Le Premier ministre japonais s’engage à éliminer progressivement les centrales au charbon lors du sommet sur le climat
Le Premier ministre Fumio Kishida s’est engagé vendredi à prendre les mesures nécessaires pour réduire la dépendance du Japon à la production d’électricité à partir du charbon, dans le but de respecter son engagement d’atteindre la neutralité carbone d’ici 2050.

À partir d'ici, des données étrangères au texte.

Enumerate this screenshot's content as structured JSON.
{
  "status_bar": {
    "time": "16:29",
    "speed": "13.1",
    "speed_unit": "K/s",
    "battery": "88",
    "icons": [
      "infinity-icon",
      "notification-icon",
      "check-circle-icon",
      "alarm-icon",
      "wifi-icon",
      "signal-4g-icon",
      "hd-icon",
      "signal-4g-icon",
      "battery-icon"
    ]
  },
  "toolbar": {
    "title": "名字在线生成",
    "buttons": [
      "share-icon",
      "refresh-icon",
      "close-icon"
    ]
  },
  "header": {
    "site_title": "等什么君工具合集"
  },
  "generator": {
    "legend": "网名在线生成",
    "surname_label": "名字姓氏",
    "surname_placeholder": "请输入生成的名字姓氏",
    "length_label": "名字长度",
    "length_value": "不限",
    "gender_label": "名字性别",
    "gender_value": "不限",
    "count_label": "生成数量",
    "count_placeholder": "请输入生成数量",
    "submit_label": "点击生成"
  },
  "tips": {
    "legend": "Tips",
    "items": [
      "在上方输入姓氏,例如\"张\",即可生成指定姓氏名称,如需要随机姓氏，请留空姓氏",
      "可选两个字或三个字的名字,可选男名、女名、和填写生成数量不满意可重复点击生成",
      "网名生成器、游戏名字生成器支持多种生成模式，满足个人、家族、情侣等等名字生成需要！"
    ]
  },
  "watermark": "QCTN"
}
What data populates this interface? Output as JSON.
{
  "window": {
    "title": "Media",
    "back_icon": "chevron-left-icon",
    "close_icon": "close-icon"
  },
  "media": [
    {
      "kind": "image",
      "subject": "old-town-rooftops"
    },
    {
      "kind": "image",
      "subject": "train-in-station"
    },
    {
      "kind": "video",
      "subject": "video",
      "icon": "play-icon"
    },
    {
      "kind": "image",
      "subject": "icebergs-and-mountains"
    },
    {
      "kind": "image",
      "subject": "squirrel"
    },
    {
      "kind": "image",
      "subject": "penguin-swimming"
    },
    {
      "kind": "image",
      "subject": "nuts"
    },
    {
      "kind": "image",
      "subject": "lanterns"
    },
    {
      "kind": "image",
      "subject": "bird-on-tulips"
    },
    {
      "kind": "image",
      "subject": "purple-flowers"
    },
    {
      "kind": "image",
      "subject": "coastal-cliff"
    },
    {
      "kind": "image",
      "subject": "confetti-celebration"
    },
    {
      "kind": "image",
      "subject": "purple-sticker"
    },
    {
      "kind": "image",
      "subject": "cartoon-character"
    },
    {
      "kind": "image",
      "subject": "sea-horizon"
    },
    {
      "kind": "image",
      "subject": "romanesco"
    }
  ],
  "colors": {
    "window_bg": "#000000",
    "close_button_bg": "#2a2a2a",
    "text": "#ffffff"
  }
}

Dans un discours prononcé lors d’une réunion des Nations Unies sur le changement climatique aux Émirats arabes unis, Kishida a ajouté que le Japon prévoyait d’accroître son soutien financier aux prêteurs internationaux pour aider les pays en développement à obtenir des fonds pour résoudre les problèmes environnementaux.
Kishida, qui a promis de travailler avec d’autres pays pour « tripler » le volume mondial d’énergie verte, est à Dubaï pour assister à un sommet de la 28e session de la Conférence des Parties à la Convention-cadre des Nations Unies sur les changements climatiques, ou COP28.
Le Japon, pauvre en ressources, est fortement dépendant des importations de combustibles fossiles tels que le charbon et le pétrole brut.
Kishida a déclaré que le Japon mettrait fin à la construction de nouvelles centrales électriques au charbon sans mesures de réduction des émissions, sans préciser de calendrier ni mentionner la démolition des centrales existantes.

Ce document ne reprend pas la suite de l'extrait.